Latent variable methods summarize high-dimensional, correlated data into a
small number of underlying variables that capture the dominant structure.
A latent variable is an unobservable quantity - your overall health, for
example - that manifests through measurable indicators (blood pressure,
cholesterol, heart rate). In process data, a single underlying phenomenon
such as a feed quality change can shift dozens of correlated sensors
simultaneously. Latent variable models recover those phenomena from the
measurements.

When to Use These Methods
-------------------------

Latent variable methods are the right tool when your data has one or more of
these characteristics (common in process industries):

- **Many correlated variables** - traditional regression struggles with
  collinearity, but latent variable methods thrive on it.
- **More variables than observations** (K > N) - ordinary least squares
  cannot be computed, but PCA/PLS handle this naturally.
- **Missing values** - sensors fail, lab samples are skipped.
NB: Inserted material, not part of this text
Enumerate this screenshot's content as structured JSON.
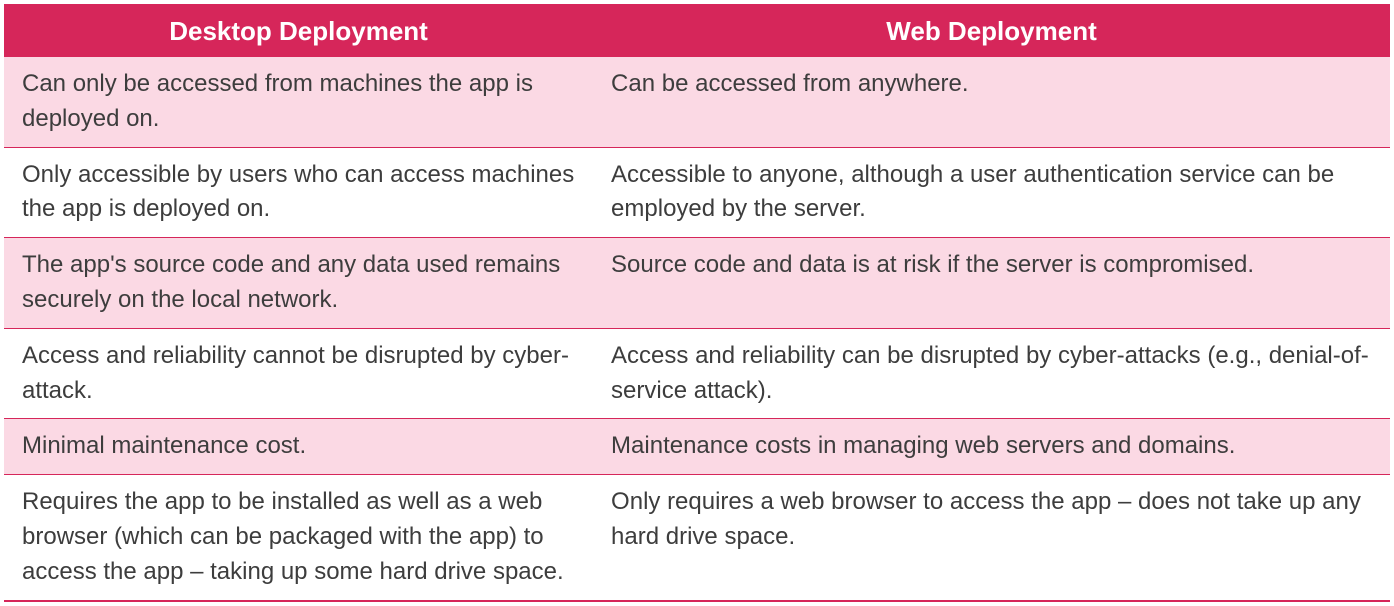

The algorithms
  in this package handle incomplete data natively.
- **Low signal-to-noise ratio** - by separating systematic variation from
  noise, latent variable models act as multivariate filters.
- **Need for visualization** - score plots and loading plots reveal structure
  that is invisible in univariate views.

Five common applications drive their use:

1. **Process understanding** - confirm existing knowledge or discover
   unexpected variable relationships through score and loading plots.
2. **Troubleshooting** - after a problem occurs, screen variables to isolate
   the most relevant ones using contribution plots.
3. **Optimization** - move along favorable directions in the latent variable
   space to improve yield, quality, or throughput.
4. **Predictive modeling** - build inferential sensors that predict
   hard-to-measure quality variables from readily available process data.
5. **Process monitoring** - extend univariate control charts (Shewhart, CUSUM)
   to the multivariate case with SPE and Hotelling's T² charts.

Available Methods
-----------------

This package provides three multivariate methods, each suited to different
data structures and goals:

.. list-table::
   :header-rows: 1
   :widths: 15 20 65

   * - Method
     - Type
     - Use when ...
   * - :doc:`PCA <pca>`
     - Unsupervised
     - You have a single data matrix **X** and want to explore, monitor, or
       reduce dimensionality.
   * - :doc:`PLS <pls>`
     - Supervised
     - You have predictor variables **X** and response variables **Y** and
       want to build a predictive or explanatory model.
   * - :doc:`TPLS <tpls>`
     - Multi-block
     - Your data is naturally organized in T-shaped blocks (materials,
       formulations, conditions, quality) as in batch processes.
   * - :doc:`MBPCA / MBPLS <multiblock>`
     - Multi-block
     - You have several X-blocks (e.g. one block per processing zone, plant
       unit, or sensor group) and want a consensus model that respects the
       block structure rather than dumping every variable into a single big-X.

.. toctree::
   :maxdepth: 2
   :hidden:

   pca
   pls
   tpls
   multiblock